The governor received a warm ovation at a prestigious Israeli security conference, where Iran and its nuclear program were a main subject.
Barbour said American policymakers tend to fall into one of two camps regarding America's alliance with Israel: those who see it as costly and problematic, and those who, like Barbour, consider it a strategic partnership.
"Israel is the Holy Land of democratic faith," Barbour said. "We're with you, and we're glad you're with us."
It was Barbour's only public appearance during his 5-day trip to Israel, hosted by the Republican Jewish Coalition. His visit followed recent trips to Israel by two former Republican governors also considering presidential runs: Mike Huckabee of Arkansas and Mitt Romney of Massachusetts.

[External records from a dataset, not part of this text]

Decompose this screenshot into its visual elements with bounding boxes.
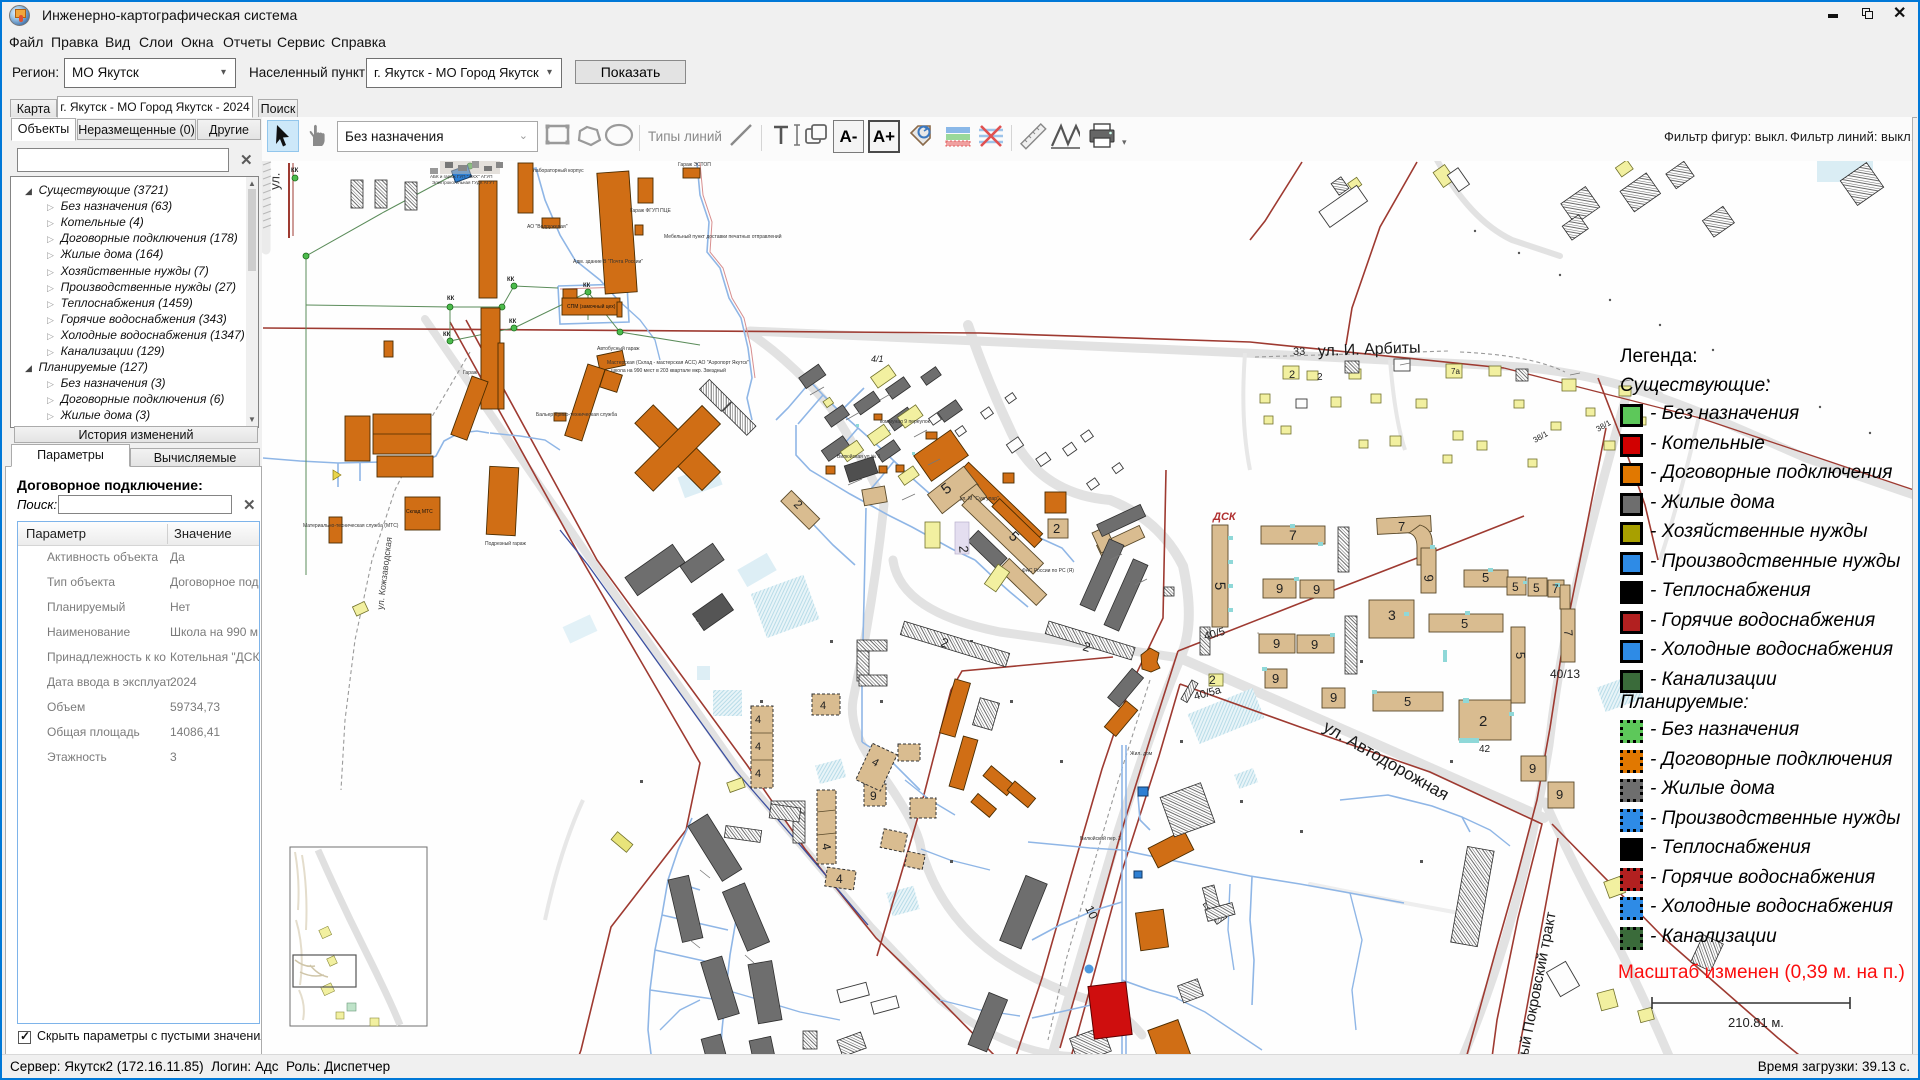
svg-text:Подрезный гараж: Подрезный гараж <box>485 540 527 547</box>
svg-text:4: 4 <box>755 714 761 726</box>
svg-text:КК: КК <box>509 319 517 325</box>
svg-text:3: 3 <box>1388 607 1396 623</box>
svg-text:5: 5 <box>1404 694 1411 709</box>
svg-text:4: 4 <box>755 768 761 780</box>
svg-text:школа на 990 мест в 203 кварта: школа на 990 мест в 203 квартале мкр. Зв… <box>611 367 726 374</box>
svg-text:7: 7 <box>1552 582 1559 596</box>
svg-text:9: 9 <box>1276 581 1283 596</box>
svg-text:5: 5 <box>1461 616 1468 631</box>
svg-text:9: 9 <box>1311 637 1318 652</box>
svg-text:7: 7 <box>1289 527 1297 543</box>
svg-text:Электрокотельная ГУДК АГУТ: Электрокотельная ГУДК АГУТ <box>432 180 495 185</box>
svg-text:Мебельный пункт доставки печат: Мебельный пункт доставки печатных отправ… <box>664 233 782 240</box>
svg-text:2: 2 <box>1289 369 1295 381</box>
svg-text:КК: КК <box>443 332 451 338</box>
svg-text:Вилюйская ул № 1: Вилюйская ул № 1 <box>837 453 881 460</box>
svg-text:2: 2 <box>1053 521 1060 536</box>
svg-text:Гараж: Гараж <box>463 370 478 376</box>
svg-text:7: 7 <box>1398 519 1405 534</box>
svg-text:Автобусный гараж: Автобусный гараж <box>597 345 640 352</box>
svg-text:210.81 м.: 210.81 м. <box>1728 1015 1784 1030</box>
svg-text:2: 2 <box>956 545 972 554</box>
svg-text:КК: КК <box>447 296 455 302</box>
svg-text:АО "Водружевая": АО "Водружевая" <box>527 224 568 230</box>
svg-text:Вилюйский пер. 3: Вилюйский пер. 3 <box>1080 835 1121 842</box>
svg-text:Мастерская (Склад - мастерская: Мастерская (Склад - мастерская АСС) АО "… <box>607 360 749 366</box>
svg-text:9: 9 <box>1529 761 1536 776</box>
svg-text:СПМ (замочный цех): СПМ (замочный цех) <box>567 303 616 310</box>
svg-text:Гараж ЭСТОП: Гараж ЭСТОП <box>678 162 711 168</box>
svg-text:лабораторный корпус: лабораторный корпус <box>533 167 584 174</box>
svg-text:4/1: 4/1 <box>871 354 884 364</box>
svg-text:9: 9 <box>1273 636 1280 651</box>
svg-text:5: 5 <box>1482 570 1489 585</box>
svg-text:9: 9 <box>870 789 877 803</box>
svg-text:КК: КК <box>291 168 299 174</box>
svg-text:Адм. здание В "Почта России": Адм. здание В "Почта России" <box>573 259 643 265</box>
svg-text:Материально-техническая служба: Материально-техническая служба (МТС) <box>303 523 399 529</box>
svg-text:Гараж ФГУП ПЦЕ: Гараж ФГУП ПЦЕ <box>630 208 671 214</box>
svg-text:5: 5 <box>1533 581 1540 595</box>
svg-text:9: 9 <box>1421 574 1437 583</box>
svg-text:2: 2 <box>1209 673 1216 687</box>
svg-text:9: 9 <box>1556 787 1563 802</box>
svg-text:Бальер Криво-техническая служб: Бальер Криво-техническая служба <box>536 412 617 418</box>
svg-text:9: 9 <box>1272 671 1279 686</box>
svg-text:42: 42 <box>1479 744 1491 755</box>
svg-text:Жил. дом: Жил. дом <box>1130 751 1153 757</box>
svg-text:ул. И. Арбиты: ул. И. Арбиты <box>1318 339 1421 360</box>
svg-text:ФАС России по РС (Я): ФАС России по РС (Я) <box>1022 568 1074 574</box>
svg-text:5: 5 <box>1512 580 1519 594</box>
svg-text:40/13: 40/13 <box>1550 667 1580 681</box>
svg-text:ул. М "Сунгулар": ул. М "Сунгулар" <box>960 496 999 502</box>
svg-text:коммунал 9 переулок: коммунал 9 переулок <box>880 419 931 425</box>
svg-text:33: 33 <box>1293 346 1305 358</box>
svg-text:2: 2 <box>1317 372 1323 383</box>
svg-text:9: 9 <box>1313 582 1320 597</box>
svg-text:КК: КК <box>583 283 591 289</box>
svg-text:Склад МТС: Склад МТС <box>406 509 433 515</box>
svg-text:4: 4 <box>820 700 826 712</box>
svg-text:9: 9 <box>1330 690 1337 705</box>
svg-text:2: 2 <box>1479 713 1487 730</box>
svg-text:5: 5 <box>1211 582 1228 591</box>
svg-text:АБК и гараж ГУП "ЖКХ" АГУП: АБК и гараж ГУП "ЖКХ" АГУП <box>430 174 492 179</box>
svg-text:7а: 7а <box>1451 367 1460 376</box>
svg-text:5: 5 <box>1513 652 1528 660</box>
svg-text:4: 4 <box>755 741 761 753</box>
svg-text:ул.: ул. <box>267 172 283 190</box>
svg-text:4: 4 <box>836 872 843 886</box>
svg-text:КК: КК <box>507 277 515 283</box>
svg-text:ДСК: ДСК <box>1212 511 1237 523</box>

Barbour met with Prime Minister Benjamin Netanyahu and inspected the Leviathan natural gas field discovered last year off Israel's coast. The huge field being explored by Houston-based Noble Energy has raised hopes that Israel could shed its dependence on foreign sources to meet its energy needs.
Barbour likened the gas discovery to a "second declaration of independence" for the Jewish state.
Barbour's state is an energy producer and was heavily affected by last year's BP oil spill. He claimed it has left surprisingly little residual damage.
Barbour said the Obama administration's moratorium on drilling in the Gulf of Mexico, imposed after the catastrophic leak from a drilling rig, "is inflicting a disaster on America."